Yes!
Persona-based messaging
Before I joined Coda, the team already had a set of personas derived from shared observations about who uses different kinds of technology within a team, and how they use itーand with what expectations of the technology. Since then, my amazing colleague Elaine has expanded our set of personas to guide things like shared product & story ideation in support of our enterprise offering. You can see the fruits of that labor at coda.io/enterprise, which I’m hopeful you’ll find feels very “Coda” in look, feel & tone, but directly speaks to the topics that are top of mind for an Enterprise buyer.
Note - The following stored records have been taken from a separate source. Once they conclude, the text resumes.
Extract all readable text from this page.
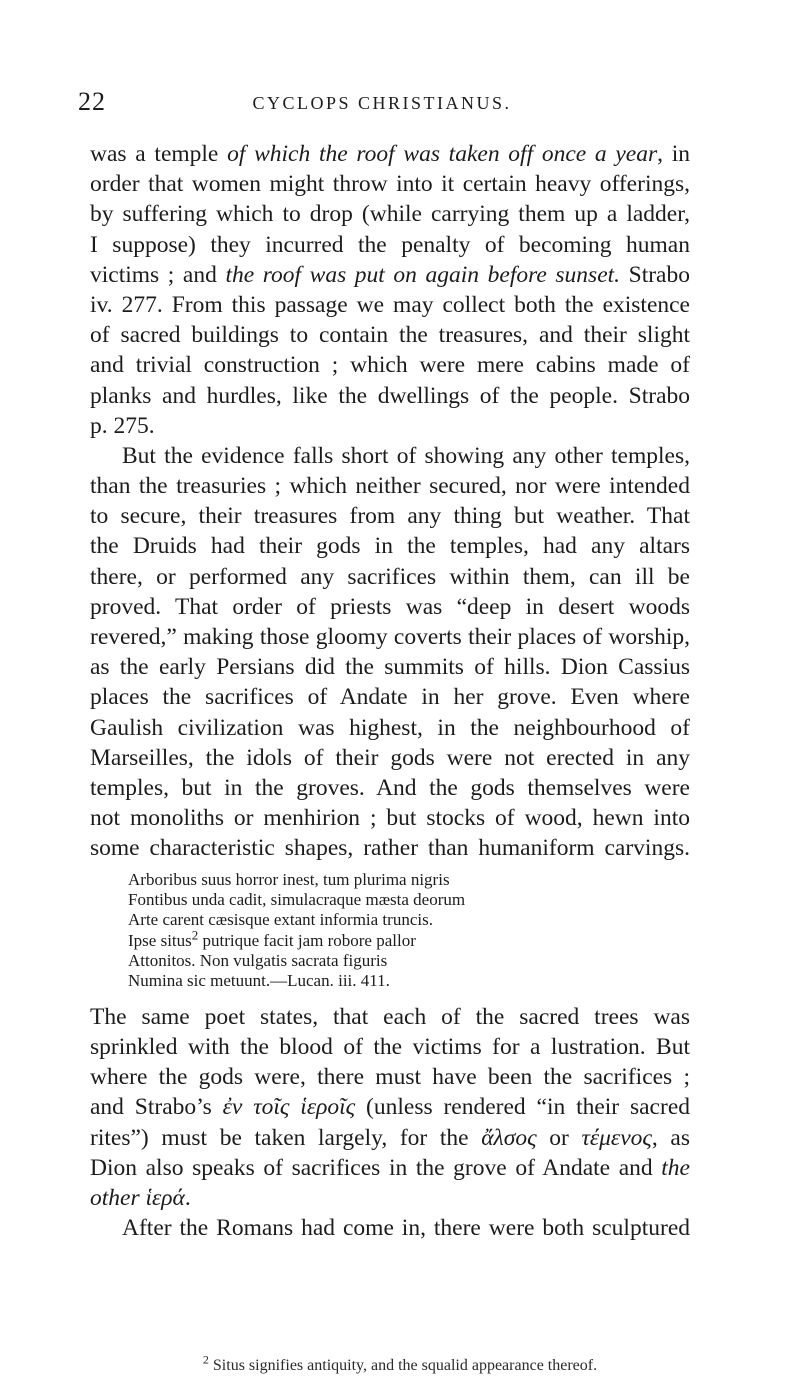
22	CYCLOPS CHRISTIANUS.
was a temple of which the roof was taken off once a year, in
order that women might throw into it certain heavy offerings,
by suffering which to drop (while carrying them up a ladder,
I suppose) they incurred the penalty of becoming human
victims ; and the roof was put on again before sunset. Strabo
iv. 277. From this passage we may collect both the existence
of sacred buildings to contain the treasures, and their slight
and trivial construction ; which were mere cabins made of
planks and hurdles, like the dwellings of the people. Strabo
p. 275.
But the evidence falls short of showing any other temples,
than the treasuries ; which neither secured, nor were intended
to secure, their treasures from any thing but weather. That
the Druids had their gods in the temples, had any altars
there, or performed any sacrifices within them, can ill be
proved. That order of priests was “deep in desert woods
revered,” making those gloomy coverts their places of worship,
as the early Persians did the summits of hills. Dion Cassius
places the sacrifices of Andate in her grove. Even where
Gaulish civilization was highest, in the neighbourhood of
Marseilles, the idols of their gods were not erected in any
temples, but in the groves. And the gods themselves were
not monoliths or menhirion ; but stocks of wood, hewn into
some characteristic shapes, rather than humaniform carvings.
Arboribus suus horror inest, tum plurima nigris
Fontibus unda cadit, simulacraque mæsta deorum
Arte carent cæsisque extant informia truncis.
Ipse situs$^2$ putrique facit jam robore pallor
Attonitos. Non vulgatis sacrata figuris
Numina sic metuunt.—Lucan. iii. 411.
The same poet states, that each of the sacred trees was
sprinkled with the blood of the victims for a lustration. But
where the gods were, there must have been the sacrifices ;
and Strabo’s ἐν τοῖς ἱεροῖς (unless rendered “in their sacred
rites”) must be taken largely, for the ἄλσος or τέμενος, as
Dion also speaks of sacrifices in the grove of Andate and the
other ἱερά.
After the Romans had come in, there were both sculptured
$^2$ Situs signifies antiquity, and the squalid appearance thereof.
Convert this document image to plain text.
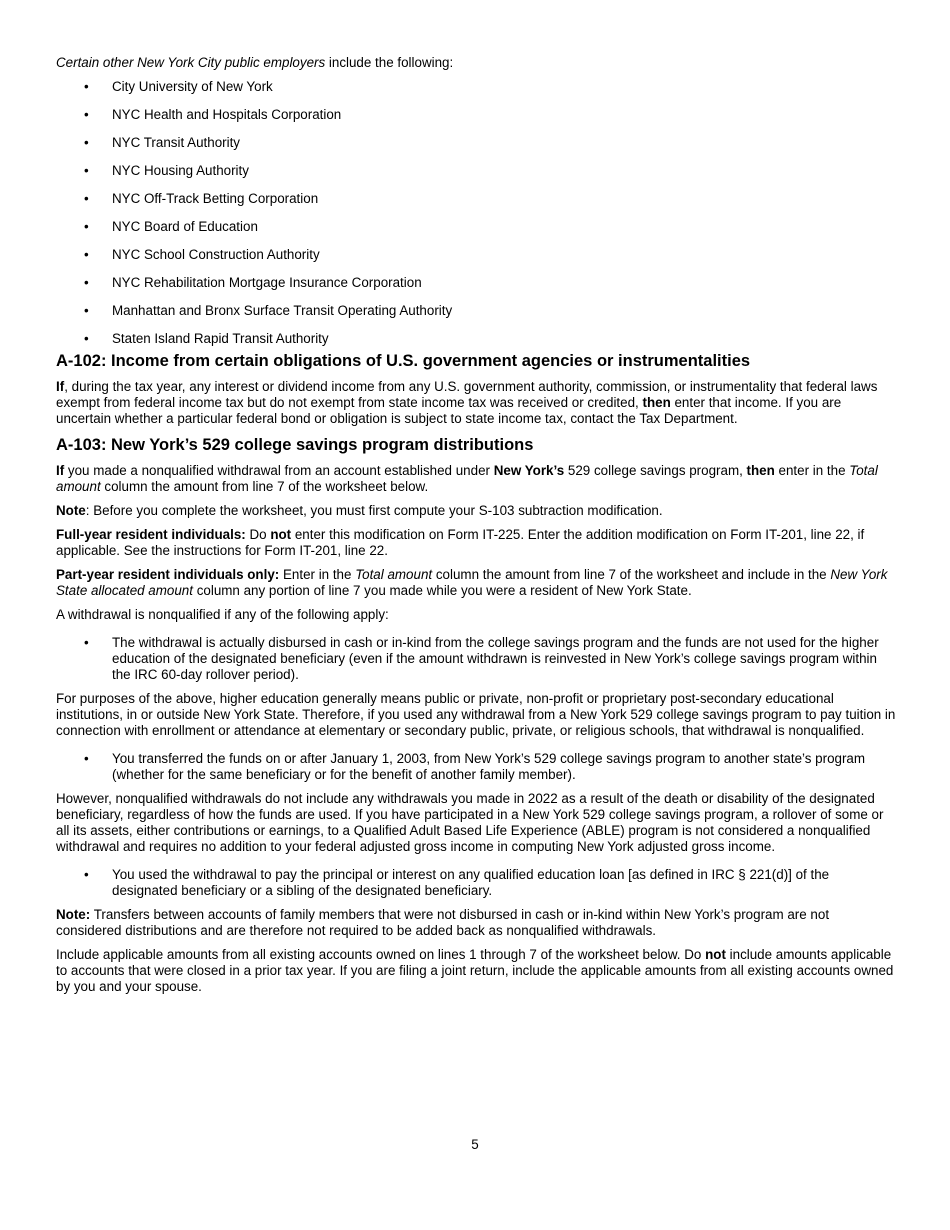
Certain other New York City public employers include the following:

• City University of New York
• NYC Health and Hospitals Corporation
• NYC Transit Authority
• NYC Housing Authority
• NYC Off-Track Betting Corporation
• NYC Board of Education
• NYC School Construction Authority
• NYC Rehabilitation Mortgage Insurance Corporation
• Manhattan and Bronx Surface Transit Operating Authority
• Staten Island Rapid Transit Authority
A-102: Income from certain obligations of U.S. government agencies or instrumentalities

If, during the tax year, any interest or dividend income from any U.S. government authority, commission, or instrumentality that federal laws exempt from federal income tax but do not exempt from state income tax was received or credited, then enter that income. If you are uncertain whether a particular federal bond or obligation is subject to state income tax, contact the Tax Department.

A-103: New York’s 529 college savings program distributions

If you made a nonqualified withdrawal from an account established under New York’s 529 college savings program, then enter in the Total amount column the amount from line 7 of the worksheet below.

Note: Before you complete the worksheet, you must first compute your S-103 subtraction modification.

Full-year resident individuals: Do not enter this modification on Form IT-225. Enter the addition modification on Form IT-201, line 22, if applicable. See the instructions for Form IT-201, line 22.

Part-year resident individuals only: Enter in the Total amount column the amount from line 7 of the worksheet and include in the New York State allocated amount column any portion of line 7 you made while you were a resident of New York State.

A withdrawal is nonqualified if any of the following apply:

• The withdrawal is actually disbursed in cash or in-kind from the college savings program and the funds are not used for the higher education of the designated beneficiary (even if the amount withdrawn is reinvested in New York’s college savings program within the IRC 60-day rollover period).

For purposes of the above, higher education generally means public or private, non-profit or proprietary post-secondary educational institutions, in or outside New York State. Therefore, if you used any withdrawal from a New York 529 college savings program to pay tuition in connection with enrollment or attendance at elementary or secondary public, private, or religious schools, that withdrawal is nonqualified.

• You transferred the funds on or after January 1, 2003, from New York’s 529 college savings program to another state’s program (whether for the same beneficiary or for the benefit of another family member).

However, nonqualified withdrawals do not include any withdrawals you made in 2022 as a result of the death or disability of the designated beneficiary, regardless of how the funds are used. If you have participated in a New York 529 college savings program, a rollover of some or all its assets, either contributions or earnings, to a Qualified Adult Based Life Experience (ABLE) program is not considered a nonqualified withdrawal and requires no addition to your federal adjusted gross income in computing New York adjusted gross income.

• You used the withdrawal to pay the principal or interest on any qualified education loan [as defined in IRC § 221(d)] of the designated beneficiary or a sibling of the designated beneficiary.

Note: Transfers between accounts of family members that were not disbursed in cash or in-kind within New York’s program are not considered distributions and are therefore not required to be added back as nonqualified withdrawals.

Include applicable amounts from all existing accounts owned on lines 1 through 7 of the worksheet below. Do not include amounts applicable to accounts that were closed in a prior tax year. If you are filing a joint return, include the applicable amounts from all existing accounts owned by you and your spouse.

5
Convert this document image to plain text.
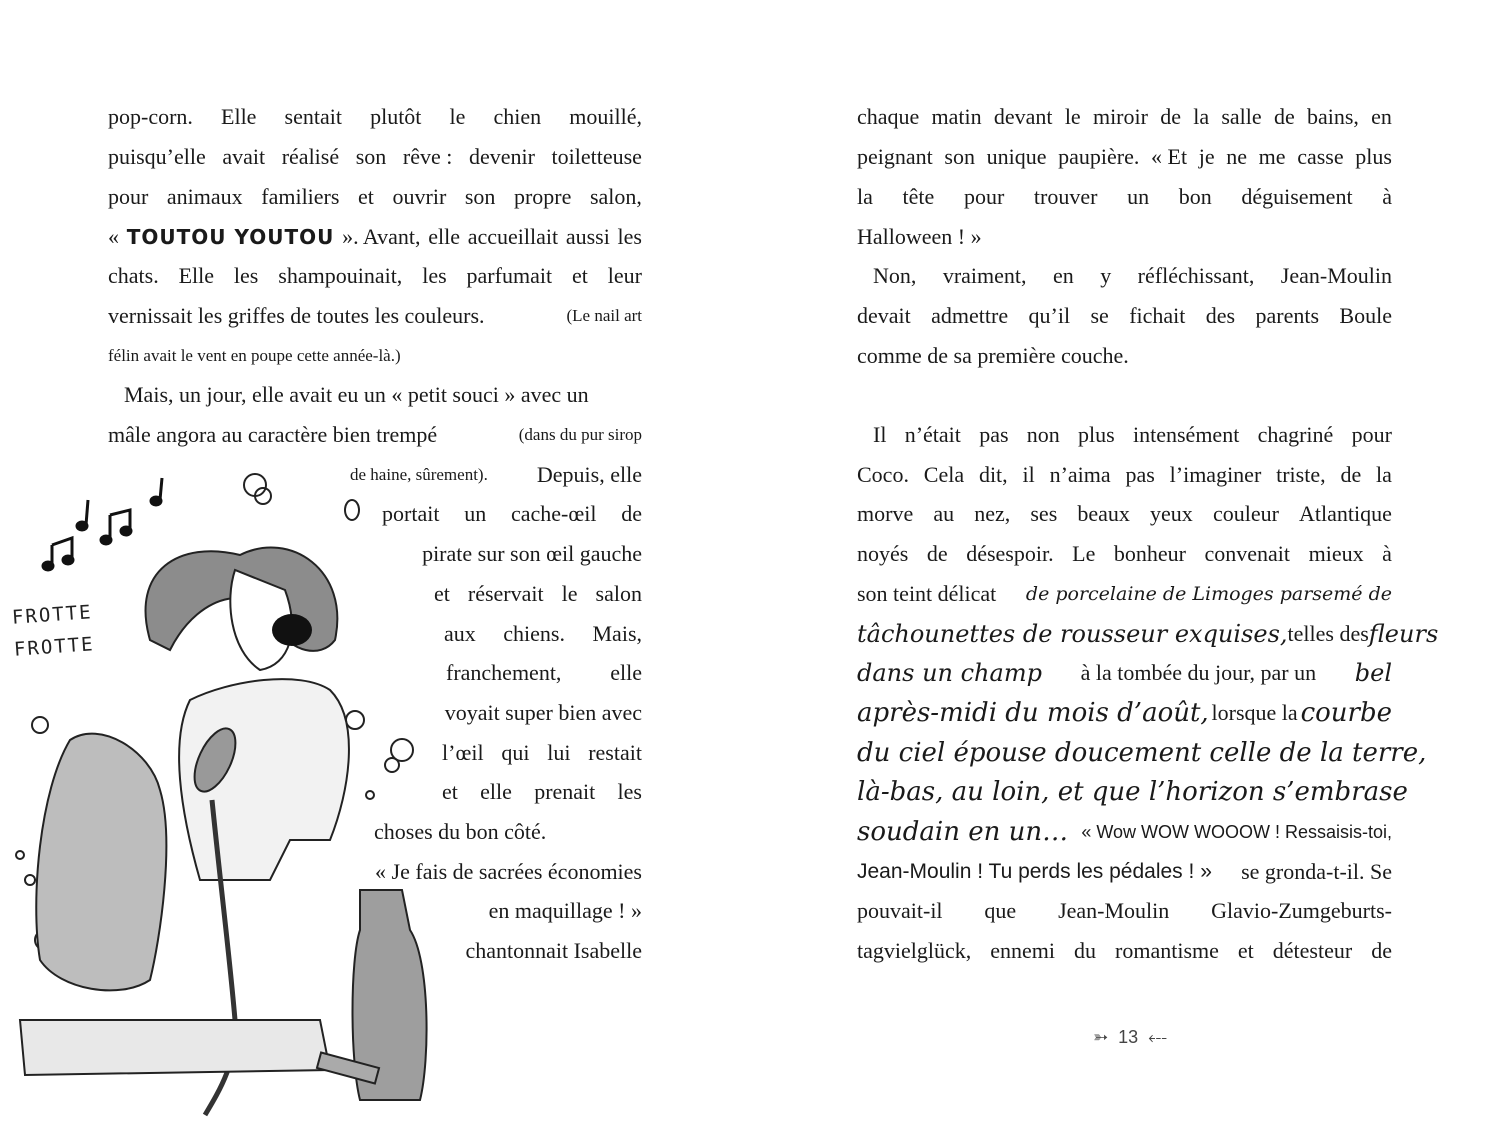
pop-corn. Elle sentait plutôt le chien mouillé,
puisqu’elle avait réalisé son rêve : devenir toiletteuse
pour animaux familiers et ouvrir son propre salon,
« TOUTOU YOUTOU ». Avant, elle accueillait aussi les
chats. Elle les shampouinait, les parfumait et leur
vernissait les griffes de toutes les couleurs.	(Le nail art
félin avait le vent en poupe cette année-là.)
Mais, un jour, elle avait eu un « petit souci » avec un
mâle angora au caractère bien trempé	(dans du pur sirop
de haine, sûrement). Depuis, elle
portait un cache-œil de
pirate sur son œil gauche
et réservait le salon
aux chiens. Mais,
franchement, elle
voyait super bien avec
l’œil qui lui restait
et elle prenait les
choses du bon côté.
« Je fais de sacrées économies
en maquillage ! »
chantonnait Isabelle
FROTTE
FROTTE
chaque matin devant le miroir de la salle de bains, en
peignant son unique paupière. « Et je ne me casse plus
la tête pour trouver un bon déguisement à
Halloween ! »
Non, vraiment, en y réfléchissant, Jean-Moulin
devait admettre qu’il se fichait des parents Boule
comme de sa première couche.
Il n’était pas non plus intensément chagriné pour
Coco. Cela dit, il n’aima pas l’imaginer triste, de la
morve au nez, ses beaux yeux couleur Atlantique
noyés de désespoir. Le bonheur convenait mieux à
son teint délicat de porcelaine de Limoges parsemé de
tâchounettes de rousseur exquises, telles des fleurs
dans un champ à la tombée du jour, par un bel
après-midi du mois d’août, lorsque la courbe
du ciel épouse doucement celle de la terre,
là-bas, au loin, et que l’horizon s’embrase
soudain en un… « Wow WOW WOOOW ! Ressaisis-toi,
Jean-Moulin ! Tu perds les pédales ! » se gronda-t-il. Se
pouvait-il que Jean-Moulin Glavio-Zumgeburts-
tagvielglück, ennemi du romantisme et détesteur de
➳ 13 ⤎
Prior to my time at Coda, I was privileged to collaborate with colleagues across partnerships and research to guide personas and principles for our products and outreach strategies on the Instagram Creator & Media marketing team. While Instagram is viewed primarily as a consumer app, there are three distinct audiences (personas) on the platform:
- Consumers who “tune in” to the app,
- Creators who “produce” the content consumers view, and
- Businesses who engage with those audiences in a number of waysーfrom ads, sponsorships and their own organic engagement.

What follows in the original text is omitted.